Des syndicats en France ont prévu des arrêts de travail et des manifestations chez Airbus, alors que l'entreprise envisage de modifier ses modalités de travail. En effet, le constructeur réglemente la présence sur site pour ses employés de bureaux, souhaitant imposer quatre jours au lieu de trois.
La CGT a appelé à un rassemblement le jeudi 25 juin sur le site de Blagnac, près de Toulouse, pour « exprimer leur mécontentement et débattre sous les fenêtres» du directeur général, Guillaume Faury. Un signal fort dans un contexte où les employés cherchent à faire entendre leur voix face à une direction perçue comme autoritaire.
Un rassemblement le 18 juin a déjà rassemblé plus de 100 participants, bien que d'autres aient choisi d'initier des grèves sans y prendre part. Selon les précisions fournies, l'impact de ces mobilisations sur la production reste encore indéterminé.

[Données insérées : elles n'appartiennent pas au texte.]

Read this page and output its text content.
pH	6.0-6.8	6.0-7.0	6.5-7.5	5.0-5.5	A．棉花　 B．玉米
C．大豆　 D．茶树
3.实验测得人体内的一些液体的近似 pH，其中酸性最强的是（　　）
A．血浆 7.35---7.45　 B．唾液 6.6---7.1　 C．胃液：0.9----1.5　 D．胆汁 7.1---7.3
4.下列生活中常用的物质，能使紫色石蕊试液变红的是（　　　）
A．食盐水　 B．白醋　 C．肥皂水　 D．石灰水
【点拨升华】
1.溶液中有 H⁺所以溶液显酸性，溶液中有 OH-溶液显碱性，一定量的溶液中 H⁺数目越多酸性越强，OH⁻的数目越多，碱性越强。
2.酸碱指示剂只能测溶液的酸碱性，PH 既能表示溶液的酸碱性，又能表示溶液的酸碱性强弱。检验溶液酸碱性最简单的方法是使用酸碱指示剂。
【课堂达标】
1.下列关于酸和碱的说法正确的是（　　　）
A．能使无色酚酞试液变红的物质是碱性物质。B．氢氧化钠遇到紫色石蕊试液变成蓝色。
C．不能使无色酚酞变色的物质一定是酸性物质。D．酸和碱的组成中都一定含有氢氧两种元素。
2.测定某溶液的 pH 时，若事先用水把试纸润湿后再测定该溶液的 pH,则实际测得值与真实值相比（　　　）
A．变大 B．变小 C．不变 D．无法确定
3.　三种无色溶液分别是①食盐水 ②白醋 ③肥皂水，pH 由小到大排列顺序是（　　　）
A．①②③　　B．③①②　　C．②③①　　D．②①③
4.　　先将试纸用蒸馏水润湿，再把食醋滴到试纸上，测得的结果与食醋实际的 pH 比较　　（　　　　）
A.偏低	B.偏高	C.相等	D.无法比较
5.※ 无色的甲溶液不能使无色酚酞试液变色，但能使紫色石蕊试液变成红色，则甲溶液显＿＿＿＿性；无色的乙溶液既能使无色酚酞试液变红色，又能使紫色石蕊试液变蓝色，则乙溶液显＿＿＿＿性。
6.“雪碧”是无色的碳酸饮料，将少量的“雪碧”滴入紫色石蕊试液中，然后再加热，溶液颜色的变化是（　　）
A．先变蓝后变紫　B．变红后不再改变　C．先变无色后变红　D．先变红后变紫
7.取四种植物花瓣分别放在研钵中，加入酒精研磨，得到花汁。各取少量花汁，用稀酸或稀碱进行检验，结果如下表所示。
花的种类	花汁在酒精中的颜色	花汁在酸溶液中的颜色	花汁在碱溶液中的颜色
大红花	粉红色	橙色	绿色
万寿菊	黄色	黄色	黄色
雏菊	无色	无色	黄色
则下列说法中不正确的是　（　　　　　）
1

Pour le patron, la concentration et la qualité du travail ne sont pas au rendez-vous
La CFDT, de son côté, a également prévu un rassemblement pour le 30 juin et envisage un recours juridique, estimant que l'accord en cours est appliqué de manière « déloyale ». FO, le premier syndicat chez Airbus France, demande la suspension de la révision des niveaux de télétravail en attendant l'importante réunion du SEWC (Comité Européen d’Airbus) prévue pour le 7 juillet. Il a été précisé que l'accord hybride actuel est en vigueur jusqu'au 31 août 2028.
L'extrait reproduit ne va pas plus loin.